Our development partners are not going to aid us indefinitely. With the current global economic meltdown, our partners are bound to be adversely affected at some point. They too depend on their respective governments currently hit by the economic crisis. We are not the only country that was trapped by civil wars. Angola, for instance, was locked in civil war for 30 years. At the end of it, it had the highest concentration of land mines estimated at 10 million which continued to take lives compared to South Sudan’s estimated two million landmines. Angola today is literally being rebuilt at an impressively fast pace.
It is necessary to bear in mind that there exists some international consortium of criminals who will enter (if they have not already entered our country) with a view to exploit our resources. They may even pose as business partners of our high profiled leaders for thorough exploitation of our resources.
Such partnerships of convenience and exploitation should be resisted by our leaders. Equally so, there are proven and therefore known crooks from our neighboring countries who may find their way to our country to make business deals. I call upon the SPLM Liaison Offices to be vigilant and advice GOSS promptly. That is if they themselves do not fall into the traps of the crooks.

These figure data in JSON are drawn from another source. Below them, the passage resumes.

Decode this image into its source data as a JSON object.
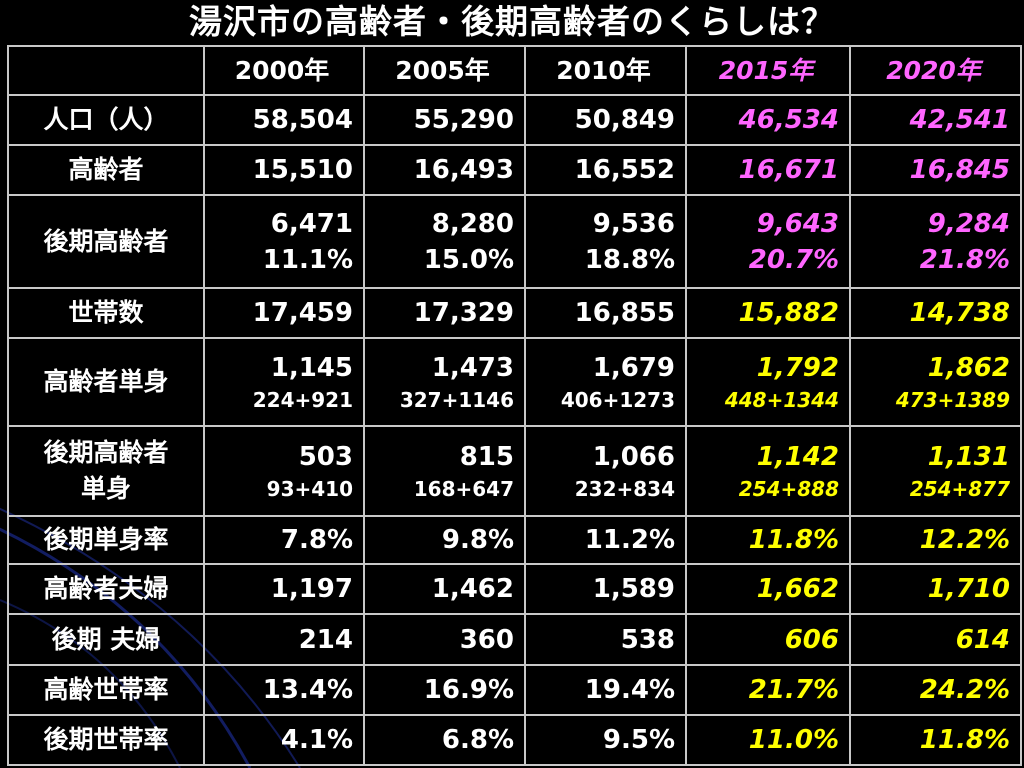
{
  "title": "湯沢市の高齢者・後期高齢者のくらしは？",
  "colors": {
    "background": "#000000",
    "text": "#ffffff",
    "projection_purple": "#ff66ff",
    "projection_yellow": "#ffff00",
    "border": "#c8c8c8"
  },
  "header": {
    "blank": "",
    "cols": [
      "2000年",
      "2005年",
      "2010年",
      "2015年",
      "2020年"
    ]
  },
  "rows": [
    {
      "label": "人口（人）",
      "values": [
        "58,504",
        "55,290",
        "50,849",
        "46,534",
        "42,541"
      ]
    },
    {
      "label": "高齢者",
      "values": [
        "15,510",
        "16,493",
        "16,552",
        "16,671",
        "16,845"
      ]
    },
    {
      "label": "後期高齢者",
      "values": [
        "6,471",
        "8,280",
        "9,536",
        "9,643",
        "9,284"
      ],
      "subs": [
        "11.1%",
        "15.0%",
        "18.8%",
        "20.7%",
        "21.8%"
      ]
    },
    {
      "label": "世帯数",
      "values": [
        "17,459",
        "17,329",
        "16,855",
        "15,882",
        "14,738"
      ]
    },
    {
      "label": "高齢者単身",
      "values": [
        "1,145",
        "1,473",
        "1,679",
        "1,792",
        "1,862"
      ],
      "subs": [
        "224+921",
        "327+1146",
        "406+1273",
        "448+1344",
        "473+1389"
      ]
    },
    {
      "label_line1": "後期高齢者",
      "label_line2": "単身",
      "values": [
        "503",
        "815",
        "1,066",
        "1,142",
        "1,131"
      ],
      "subs": [
        "93+410",
        "168+647",
        "232+834",
        "254+888",
        "254+877"
      ]
    },
    {
      "label": "後期単身率",
      "values": [
        "7.8%",
        "9.8%",
        "11.2%",
        "11.8%",
        "12.2%"
      ]
    },
    {
      "label": "高齢者夫婦",
      "values": [
        "1,197",
        "1,462",
        "1,589",
        "1,662",
        "1,710"
      ]
    },
    {
      "label": "後期 夫婦",
      "values": [
        "214",
        "360",
        "538",
        "606",
        "614"
      ]
    },
    {
      "label": "高齢世帯率",
      "values": [
        "13.4%",
        "16.9%",
        "19.4%",
        "21.7%",
        "24.2%"
      ]
    },
    {
      "label": "後期世帯率",
      "values": [
        "4.1%",
        "6.8%",
        "9.5%",
        "11.0%",
        "11.8%"
      ]
    }
  ]
}
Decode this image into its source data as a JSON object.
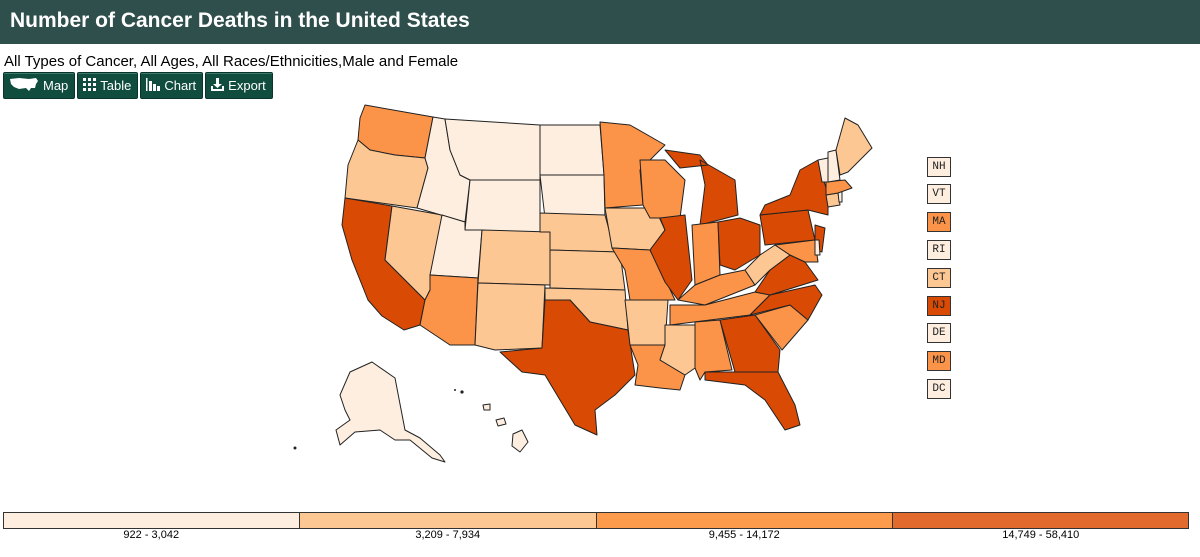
{
  "header": {
    "title": "Number of Cancer Deaths in the United States"
  },
  "subtitle": "All Types of Cancer, All Ages, All Races/Ethnicities,Male and Female",
  "toolbar": {
    "buttons": [
      {
        "label": "Map",
        "icon": "us-map-icon"
      },
      {
        "label": "Table",
        "icon": "grid-icon"
      },
      {
        "label": "Chart",
        "icon": "bar-chart-icon"
      },
      {
        "label": "Export",
        "icon": "download-icon"
      }
    ]
  },
  "legend": {
    "classes": [
      {
        "label": "922 - 3,042",
        "color": "#fdeee0"
      },
      {
        "label": "3,209 - 7,934",
        "color": "#fdc793"
      },
      {
        "label": "9,455 - 14,172",
        "color": "#fd9b4c"
      },
      {
        "label": "14,749 - 58,410",
        "color": "#e26a2c"
      }
    ]
  },
  "map_colors": {
    "c1": "#fdeee0",
    "c2": "#fdc793",
    "c3": "#fb9448",
    "c4": "#d94a05"
  },
  "small_states": [
    {
      "abbr": "NH",
      "class": 1
    },
    {
      "abbr": "VT",
      "class": 1
    },
    {
      "abbr": "MA",
      "class": 3
    },
    {
      "abbr": "RI",
      "class": 1
    },
    {
      "abbr": "CT",
      "class": 2
    },
    {
      "abbr": "NJ",
      "class": 4
    },
    {
      "abbr": "DE",
      "class": 1
    },
    {
      "abbr": "MD",
      "class": 3
    },
    {
      "abbr": "DC",
      "class": 1
    }
  ]
}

Meanwhile it is a pity that children of school going age are either serving as touts in public commuter vans or riding motor cycles to transport people. These they do as employees of the rich who do not care about child labour. It is time education, both primary and secondary was made compulsory and all young people of school going age rounded up and taken to schools while those who exploit child labour are prosecuted if we care about our country’s future.